On first impressions, it seems that Bloodstone is taking a fairly safe approach to its action. There's a cover system and a range of subtle and not-so-subtle combat options, from silent melee-based takedowns to an aim-assist mechanic, labelled Focus Aim, that helps Bond to pull off several perfect headshots in quick succession; if that sounds familiar then you've probably played Splinter Cell Conviction, which featured a near-identical Mark and Execute setup. Still, competence is often more important than originality, and from the looks of things Blood Stone will offer a solid set of violent tactics.

Where the game does score points is with its approach to the license. "Blood Stone" may sound like a bit of an odd title for a Bond outing, but the story here has been overseen by Bruce Feirstein, who wrote GoldenEye (yay!) Tomorrow Never Dies (urgh!) and The World Is Not Enough (Hmmm?). There's also the official voice and face of Daniel Craig, and both Activision and Bizarre are understandably quite happy about this. If you speak to people working on the game you'll hear a lot of chat about how they've captured "the physicality of Daniel Craig" - by which they mean his tendency to beat people to death, rather than dazzling them with some kind of gimmicky magnetic wristwatch. Obviously, we're talking about Craig's version of Bond here, rather than Craig himself. I've no idea what the guy gets up to when he's not acting, but I'm sure it involves neither fist-based murder nor wristwatch-based tomfoolery.

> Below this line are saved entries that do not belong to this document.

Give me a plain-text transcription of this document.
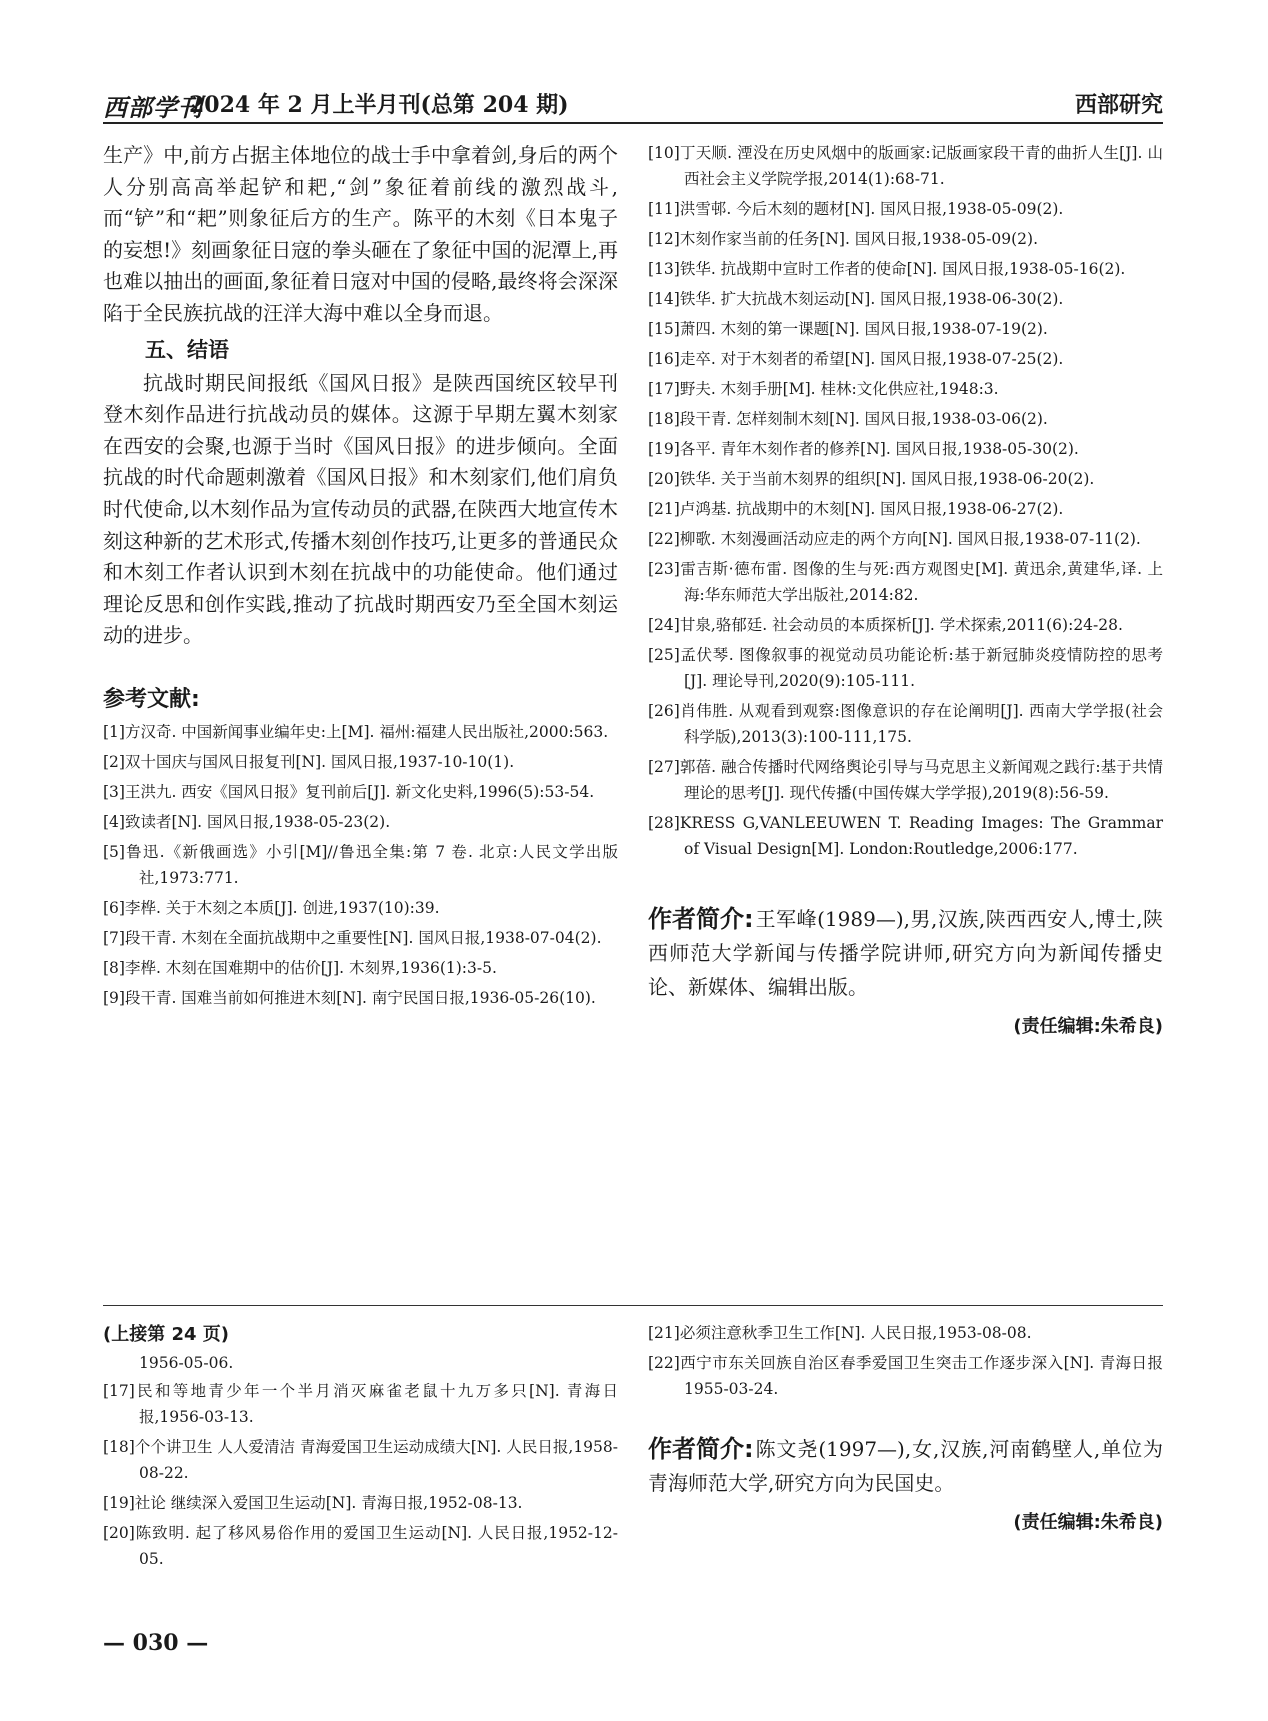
西部学刊
2024 年 2 月上半月刊(总第 204 期)	西部研究

生产》中,前方占据主体地位的战士手中拿着剑,身后的两个人分别高高举起铲和耙,“剑”象征着前线的激烈战斗,而“铲”和“耙”则象征后方的生产。陈平的木刻《日本鬼子的妄想!》刻画象征日寇的拳头砸在了象征中国的泥潭上,再也难以抽出的画面,象征着日寇对中国的侵略,最终将会深深陷于全民族抗战的汪洋大海中难以全身而退。

五、结语

抗战时期民间报纸《国风日报》是陕西国统区较早刊登木刻作品进行抗战动员的媒体。这源于早期左翼木刻家在西安的会聚,也源于当时《国风日报》的进步倾向。全面抗战的时代命题刺激着《国风日报》和木刻家们,他们肩负时代使命,以木刻作品为宣传动员的武器,在陕西大地宣传木刻这种新的艺术形式,传播木刻创作技巧,让更多的普通民众和木刻工作者认识到木刻在抗战中的功能使命。他们通过理论反思和创作实践,推动了抗战时期西安乃至全国木刻运动的进步。

参考文献:
[1]方汉奇. 中国新闻事业编年史:上[M]. 福州:福建人民出版社,2000:563.
[2]双十国庆与国风日报复刊[N]. 国风日报,1937-10-10(1).
[3]王洪九. 西安《国风日报》复刊前后[J]. 新文化史料,1996(5):53-54.
[4]致读者[N]. 国风日报,1938-05-23(2).
[5]鲁迅.《新俄画选》小引[M]//鲁迅全集:第 7 卷. 北京:人民文学出版社,1973:771.
[6]李桦. 关于木刻之本质[J]. 创进,1937(10):39.
[7]段干青. 木刻在全面抗战期中之重要性[N]. 国风日报,1938-07-04(2).
[8]李桦. 木刻在国难期中的估价[J]. 木刻界,1936(1):3-5.
[9]段干青. 国难当前如何推进木刻[N]. 南宁民国日报,1936-05-26(10).
[10]丁天顺. 湮没在历史风烟中的版画家:记版画家段干青的曲折人生[J]. 山西社会主义学院学报,2014(1):68-71.
[11]洪雪邨. 今后木刻的题材[N]. 国风日报,1938-05-09(2).
[12]木刻作家当前的任务[N]. 国风日报,1938-05-09(2).
[13]铁华. 抗战期中宣时工作者的使命[N]. 国风日报,1938-05-16(2).
[14]铁华. 扩大抗战木刻运动[N]. 国风日报,1938-06-30(2).
[15]萧四. 木刻的第一课题[N]. 国风日报,1938-07-19(2).
[16]走卒. 对于木刻者的希望[N]. 国风日报,1938-07-25(2).
[17]野夫. 木刻手册[M]. 桂林:文化供应社,1948:3.
[18]段干青. 怎样刻制木刻[N]. 国风日报,1938-03-06(2).
[19]各平. 青年木刻作者的修养[N]. 国风日报,1938-05-30(2).
[20]铁华. 关于当前木刻界的组织[N]. 国风日报,1938-06-20(2).
[21]卢鸿基. 抗战期中的木刻[N]. 国风日报,1938-06-27(2).
[22]柳歌. 木刻漫画活动应走的两个方向[N]. 国风日报,1938-07-11(2).
[23]雷吉斯·德布雷. 图像的生与死:西方观图史[M]. 黄迅余,黄建华,译. 上海:华东师范大学出版社,2014:82.
[24]甘泉,骆郁廷. 社会动员的本质探析[J]. 学术探索,2011(6):24-28.
[25]孟伏琴. 图像叙事的视觉动员功能论析:基于新冠肺炎疫情防控的思考[J]. 理论导刊,2020(9):105-111.
[26]肖伟胜. 从观看到观察:图像意识的存在论阐明[J]. 西南大学学报(社会科学版),2013(3):100-111,175.
[27]郭蓓. 融合传播时代网络舆论引导与马克思主义新闻观之践行:基于共情理论的思考[J]. 现代传播(中国传媒大学学报),2019(8):56-59.
[28]KRESS G,VANLEEUWEN T. Reading Images: The Grammar of Visual Design[M]. London:Routledge,2006:177.
作者简介: 王军峰(1989—),男,汉族,陕西西安人,博士,陕西师范大学新闻与传播学院讲师,研究方向为新闻传播史论、新媒体、编辑出版。
(责任编辑:朱希良)
(上接第 24 页)
1956-05-06.
[17]民和等地青少年一个半月消灭麻雀老鼠十九万多只[N]. 青海日报,1956-03-13.
[18]个个讲卫生 人人爱清洁 青海爱国卫生运动成绩大[N]. 人民日报,1958-08-22.
[19]社论 继续深入爱国卫生运动[N]. 青海日报,1952-08-13.
[20]陈致明. 起了移风易俗作用的爱国卫生运动[N]. 人民日报,1952-12-05.
[21]必须注意秋季卫生工作[N]. 人民日报,1953-08-08.
[22]西宁市东关回族自治区春季爱国卫生突击工作逐步深入[N]. 青海日报 1955-03-24.
作者简介: 陈文尧(1997—),女,汉族,河南鹤壁人,单位为青海师范大学,研究方向为民国史。
(责任编辑:朱希良)
— 030 —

The bottom line is that Blood Stone's Bond will be a no-nonsense, practical thinking type of hero. You do get a minor gadget, in the form of a smart phone that helps to reveal the location of your enemies and what they're carrying - think of this as a 007 variant to Batman: Arkham Asylum's Detective Mode - but for the most part you'll be saving your skin with hands-on brutality. When faced with a powerful helicopter and a distinct lack of rocket-launchers, for example, Bond chooses to commandeer a nearby crane - using the arm to smash the chopper out of the sky. Standard, bread-and-butter beatings are conducted with all the fearsome violence you'd expect in a post Casino Royale Bond, and the painful-looking animations come courtesy of Ben Cooke - Craig's official stunt double.

You'll notice that I've intentionally shied away from revealing too much of the story. This is partly due to the fact that the on-foot section of Bizarre's presentation was culled from near the end of the game (which presents something of a spoiler issue for interested parties), but to be honest I'm still a bit hazy about what the basic plot involves - I've no idea what a Blood Stone is, for a start. No doubt things will get a bit clearer when we've seen more of the game in action, and with any luck we'll get to hear a bit more about the multiplayer mode, which caters to 8 vs 8, team-based battles. There's potential in the separate gameplay elements here, but until we've seen a bit (Roger) Moore, it's hard to Dr kNOw whether this will beat The Living Daylights out of the competition.

James Bond 007: Blood Stone will be released this winter on PC, PS3 and Xbox 360.